When assessing how much value AI is delivering, standard metrics can be helpful. If your team is more productive, or customer retention increases, that’s obviously useful data. But the technology and its adoption is so nascent that it can be hard to track return-on-investment directly. For one, there might be a multitude of tools being used by different people in different ways, so it’s challenging to pinpoint which is helping best. For another, generative AI is not just about improving productivity, but also the less tangible aspects of work such as quality of ideas. Moreover, people are still figuring out how best to use them.

“The jury's out for how we measure this the right way,” says Lipka. “I think ultimately, for now, the most important metric for augmentation would be actual utilisation of the tools – how many tools are they using and how often?”

For Vahdat, gut feeling can also play a role. “If an app delights you, that usually means it’s a great thing,” he says.

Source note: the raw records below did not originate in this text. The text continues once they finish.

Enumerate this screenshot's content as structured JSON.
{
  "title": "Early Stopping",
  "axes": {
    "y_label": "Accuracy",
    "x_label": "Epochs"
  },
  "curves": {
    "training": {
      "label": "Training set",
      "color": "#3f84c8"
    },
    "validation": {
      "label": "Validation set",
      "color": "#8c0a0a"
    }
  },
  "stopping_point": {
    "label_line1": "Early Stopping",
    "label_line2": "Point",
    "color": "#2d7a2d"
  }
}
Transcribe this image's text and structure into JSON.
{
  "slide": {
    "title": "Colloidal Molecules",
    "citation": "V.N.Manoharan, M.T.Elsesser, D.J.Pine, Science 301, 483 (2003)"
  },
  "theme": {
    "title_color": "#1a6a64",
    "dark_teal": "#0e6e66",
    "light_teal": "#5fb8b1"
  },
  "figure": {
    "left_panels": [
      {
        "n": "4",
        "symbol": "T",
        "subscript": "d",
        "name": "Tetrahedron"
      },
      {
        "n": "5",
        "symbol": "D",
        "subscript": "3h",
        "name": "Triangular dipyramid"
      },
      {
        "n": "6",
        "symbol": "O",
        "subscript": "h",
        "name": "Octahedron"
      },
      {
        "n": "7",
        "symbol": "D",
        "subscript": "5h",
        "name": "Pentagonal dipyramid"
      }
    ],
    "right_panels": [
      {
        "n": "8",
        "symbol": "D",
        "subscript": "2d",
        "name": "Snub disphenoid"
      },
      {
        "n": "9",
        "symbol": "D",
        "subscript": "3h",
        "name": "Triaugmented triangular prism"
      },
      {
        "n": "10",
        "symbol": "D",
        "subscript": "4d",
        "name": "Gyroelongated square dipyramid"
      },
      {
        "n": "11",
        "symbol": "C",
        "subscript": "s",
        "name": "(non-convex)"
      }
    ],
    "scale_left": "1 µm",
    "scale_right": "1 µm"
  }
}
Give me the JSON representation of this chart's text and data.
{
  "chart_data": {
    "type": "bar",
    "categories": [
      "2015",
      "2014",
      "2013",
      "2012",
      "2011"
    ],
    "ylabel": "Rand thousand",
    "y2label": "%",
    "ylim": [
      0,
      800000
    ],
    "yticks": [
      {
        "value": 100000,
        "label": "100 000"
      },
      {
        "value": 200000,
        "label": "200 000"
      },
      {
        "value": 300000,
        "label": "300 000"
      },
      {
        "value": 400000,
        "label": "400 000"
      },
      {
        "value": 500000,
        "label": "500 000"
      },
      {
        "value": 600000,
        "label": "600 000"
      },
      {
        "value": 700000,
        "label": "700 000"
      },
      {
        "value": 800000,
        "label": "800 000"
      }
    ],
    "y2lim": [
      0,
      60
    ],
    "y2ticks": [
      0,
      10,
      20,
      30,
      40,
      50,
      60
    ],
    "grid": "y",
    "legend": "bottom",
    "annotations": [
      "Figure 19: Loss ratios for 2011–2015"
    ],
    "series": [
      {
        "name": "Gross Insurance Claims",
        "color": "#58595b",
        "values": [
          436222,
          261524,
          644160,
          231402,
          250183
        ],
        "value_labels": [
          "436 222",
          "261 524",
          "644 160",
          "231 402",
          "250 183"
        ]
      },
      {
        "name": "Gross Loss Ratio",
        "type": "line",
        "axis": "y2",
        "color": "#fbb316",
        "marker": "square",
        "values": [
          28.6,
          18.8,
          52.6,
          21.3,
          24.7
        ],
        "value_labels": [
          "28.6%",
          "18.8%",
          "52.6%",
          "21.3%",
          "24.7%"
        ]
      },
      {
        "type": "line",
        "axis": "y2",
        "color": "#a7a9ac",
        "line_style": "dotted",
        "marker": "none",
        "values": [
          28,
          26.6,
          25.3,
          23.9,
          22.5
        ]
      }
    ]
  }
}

And if it's like, ‘Wait, what is this?’ then it usually means it's a bad thing. It’s like your phone – you spend hundreds of pounds on it, not because of some ROI calculation, but because you just know that it really improves your life.”

5. Reassure your teams

Staff will naturally be worried about unemployment, so communicate how the company envisages AI impacting their teams, and address concerns openly and honestly. “I've had to stand up in front of groups of people, and they say, ‘Will AI take my job away?’ That’s not them trolling me, they’re genuinely asking that. So you have to have good answers and a clear understanding of what that really means for them. I've always said: don't look at it as a replacement. Always see this as augmentation. And if the organisation can be more productive as a result of using it, we can actually do more things and that will create more work.”

In fact, notes Vahdat, AI can help people adapt as the workforce recalibrates. “AI is a very powerful tool to help people reinvent themselves,” he says. “To give you one example, we didn’t used to be open to hiring customer support people from anywhere in the world because of language barriers. But now with translation AI tools, someone who has basic but limited English language knowledge can probably communicate through email chat as well as anybody. And these tools are only going to get better and better in years to come.”